Sindbad acariciava lentamente a palma seca e quente da mulher... — Então, durante a noite tem um sono profundo, não é verdade?
A mulher baixou a cabeça.
— Para poder dormir tomo muitos comprimidos. Mas tudo o resto que lhe contei é verdade.
— E os teatros, os bailes, os vestidos bonitos, as jóias brilhantes?...
— Tenho apenas este único anel verde. Se calhar, por ser o único é que gosto tanto dele. Para que me serviria vestir roupas bonitas da última moda? Não há um único homem na cidade inteira com quem possa ter uma conversa interessante. Antigamente, artistas, escritores e homens importantes faziam-me a corte... o senhor sabe bem disso...
— Era a rainha do baile dos artistas.
A testa da senhora corou e os seus olhos começaram a brilhar estranhamente. De repente, sentou-se na cadeira e disse num tom triste:
— Está a ver, por isso é que quis falar consigo. Queria ouvir notícias daquele mundo desaparecido que agora só existe nos meus sonhos. Diga-me, o que é que se faz em Budapeste? Ainda há alguém que pense em mim?
— Eu, muitas vezes... sempre... — respondeu Sindbad, inclinando-se em direcção ao ouvido da mulher, baixando o tom de voz.

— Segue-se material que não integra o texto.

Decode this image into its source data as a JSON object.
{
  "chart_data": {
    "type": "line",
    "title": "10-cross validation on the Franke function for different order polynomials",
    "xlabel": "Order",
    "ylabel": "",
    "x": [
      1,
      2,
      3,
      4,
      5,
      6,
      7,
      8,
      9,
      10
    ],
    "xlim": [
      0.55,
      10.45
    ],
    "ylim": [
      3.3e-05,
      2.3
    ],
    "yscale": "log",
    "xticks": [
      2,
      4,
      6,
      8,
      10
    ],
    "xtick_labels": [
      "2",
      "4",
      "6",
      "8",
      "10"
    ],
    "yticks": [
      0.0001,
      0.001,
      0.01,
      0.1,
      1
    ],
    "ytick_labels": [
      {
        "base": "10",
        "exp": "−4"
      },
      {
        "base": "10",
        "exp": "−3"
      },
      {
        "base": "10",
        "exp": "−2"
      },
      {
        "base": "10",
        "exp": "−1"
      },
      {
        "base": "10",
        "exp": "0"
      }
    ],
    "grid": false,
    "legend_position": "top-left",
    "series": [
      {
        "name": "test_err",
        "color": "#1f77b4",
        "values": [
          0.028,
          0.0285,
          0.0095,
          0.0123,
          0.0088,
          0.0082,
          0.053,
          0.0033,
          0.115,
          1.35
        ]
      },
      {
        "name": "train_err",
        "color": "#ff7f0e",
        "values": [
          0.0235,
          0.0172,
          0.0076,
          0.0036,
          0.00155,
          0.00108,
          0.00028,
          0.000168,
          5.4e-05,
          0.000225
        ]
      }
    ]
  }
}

Lenke fechou os olhos e suspirou.
— Fez-se esperar dez anos, Sindbad. Tantas vezes o vi nos meus sonhos, tantas vezes aguardei por si julgando que podia voltar a vê-lo. Quando íamos a Budapeste, o que raras vezes aconteceu, procurava-o sempre nos teatros, nos locais de diversão, nos restaurantes... Mas nunca, nunca o vi. Se tivesse pensado em mim ou se tivesse sonhado comigo, teria vindo... o senhor é pouco fiável, sempre foi.
Sindbad estava prestes a fazer uma promessa, quando a pequena porta do jardim guinchou e no caminho pedroso apareceu a grande figura do velho médico, com um gorro e uma gabardina.
— O meu marido!... — sobressaltou-se Lenke. — Espero voltar a vê-lo Sindbad. Ainda não vai partir, pois não?
Sindbad acenou com a cabeça e Lenke saiu da sala a toda a pressa através da cortina de feltro.
— Que diabo vai querer esse homem de mim? — perguntou o médico de província a resmungar, como sempre, debaixo do seu bigode espesso e molhado.
Nessa mesma noite, Sindbad deixou a cidade. Guardou a receita do médico na carteira e, no comboio, pensou muitas vezes em Lenke, na pequena casa com jardim e no homem com bigode torcido e encerado. Nesses momentos, sentiu o perfume estranho e o cheiro intenso que emanava do pescoço da mulher. Sindbad nem sempre gostava de aromas com uma fragância intensa.